Multi-scale structure optimization of boron-doped hard carbon nanospheres boosting the plateau capacity for high performance sodium ion batteries

Abstract

The optimization of carbon-based multi-scale structures including morphology, crystallinity and doping functionality has been demonstrated effective in enhancing the anodic properties for sodium ion batteries. A one-step regulation strategy of these multi-scale structures is still highly desirable. Herein, we report a simple boron doping strategy to achieve simultaneous optimization of carbon-based multi-scale structures including spherical morphology, crystalline parameters and boron doping environment to enable enhanced Na⁺ storage properties and high-performance full-cell sodium ion batteries. The carbon synthesis is achieved by a hydrogen bond guided co-assembly process followed by high-temperature carbonization with boric acid and glucose as boron and carbon sources, respectively, which endows the obtained boron-doped hard carbon nanospheres with a polydisperse nanosphere morphology, specific boron species (BC₃ and B–C–O) and enlarged interlayer distance.
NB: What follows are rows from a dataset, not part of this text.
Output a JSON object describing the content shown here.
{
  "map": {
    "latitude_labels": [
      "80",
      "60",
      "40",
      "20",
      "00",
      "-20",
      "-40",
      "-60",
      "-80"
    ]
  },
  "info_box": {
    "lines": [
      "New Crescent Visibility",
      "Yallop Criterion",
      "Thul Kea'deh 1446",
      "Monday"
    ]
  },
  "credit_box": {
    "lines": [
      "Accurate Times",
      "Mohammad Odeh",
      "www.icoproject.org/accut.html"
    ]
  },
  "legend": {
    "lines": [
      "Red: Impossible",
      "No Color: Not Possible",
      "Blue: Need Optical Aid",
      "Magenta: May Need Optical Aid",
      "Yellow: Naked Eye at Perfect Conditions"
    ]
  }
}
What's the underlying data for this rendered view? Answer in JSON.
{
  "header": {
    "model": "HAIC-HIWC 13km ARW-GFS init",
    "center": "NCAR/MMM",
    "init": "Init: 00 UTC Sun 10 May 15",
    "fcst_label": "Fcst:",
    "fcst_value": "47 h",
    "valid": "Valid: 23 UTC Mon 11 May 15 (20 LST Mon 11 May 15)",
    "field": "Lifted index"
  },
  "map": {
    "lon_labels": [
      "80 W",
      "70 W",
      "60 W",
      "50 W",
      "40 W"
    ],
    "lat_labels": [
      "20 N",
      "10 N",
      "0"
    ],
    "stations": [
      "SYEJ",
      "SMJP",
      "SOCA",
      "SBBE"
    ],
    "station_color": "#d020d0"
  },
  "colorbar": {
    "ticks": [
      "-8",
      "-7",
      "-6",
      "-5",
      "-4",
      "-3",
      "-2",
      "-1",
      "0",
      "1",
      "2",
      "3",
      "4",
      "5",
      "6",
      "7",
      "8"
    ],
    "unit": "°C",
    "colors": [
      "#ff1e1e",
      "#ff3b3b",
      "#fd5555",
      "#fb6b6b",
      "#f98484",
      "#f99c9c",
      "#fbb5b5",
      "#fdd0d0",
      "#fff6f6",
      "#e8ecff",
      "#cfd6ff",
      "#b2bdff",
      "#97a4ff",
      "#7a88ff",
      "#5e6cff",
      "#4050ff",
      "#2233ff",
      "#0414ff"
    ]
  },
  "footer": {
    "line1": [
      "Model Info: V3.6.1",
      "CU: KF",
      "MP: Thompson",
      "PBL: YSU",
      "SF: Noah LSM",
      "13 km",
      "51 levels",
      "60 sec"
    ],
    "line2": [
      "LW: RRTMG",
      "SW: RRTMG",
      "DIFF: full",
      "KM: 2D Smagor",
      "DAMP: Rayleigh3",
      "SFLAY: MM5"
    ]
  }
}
These structural merits collectively enable the improved Na⁺ storage capacity and rate capability. In particular, the plateau capacity of the boron doped carbon anode increases by 67% as compared with the non-doped carbon anode; especially, the intercalation capacity increases by nearly 3 times. Density functional theory calculations for the first time reveal the enhanced Na⁺ diffusion and insertion dynamics within the boron doped carbon interlayer, which explains the greatly boosted intercalation capacity. Furthermore, the galvanostatic intermittent titration technique (GITT) and operando measurement collectively demonstrated that the boron doped carbon anode promotes the diffusion dynamics of Na⁺ between microcrystalline interlayers, hence facilitating a diffusion-controlled Na⁺ insertion process. The constructed full-cell exhibits a high energy density of 244.6 W h kg⁻¹ and an excellent cycling stability, implying the application potential of the boron doped hard carbon spheres in sodium ion batteries.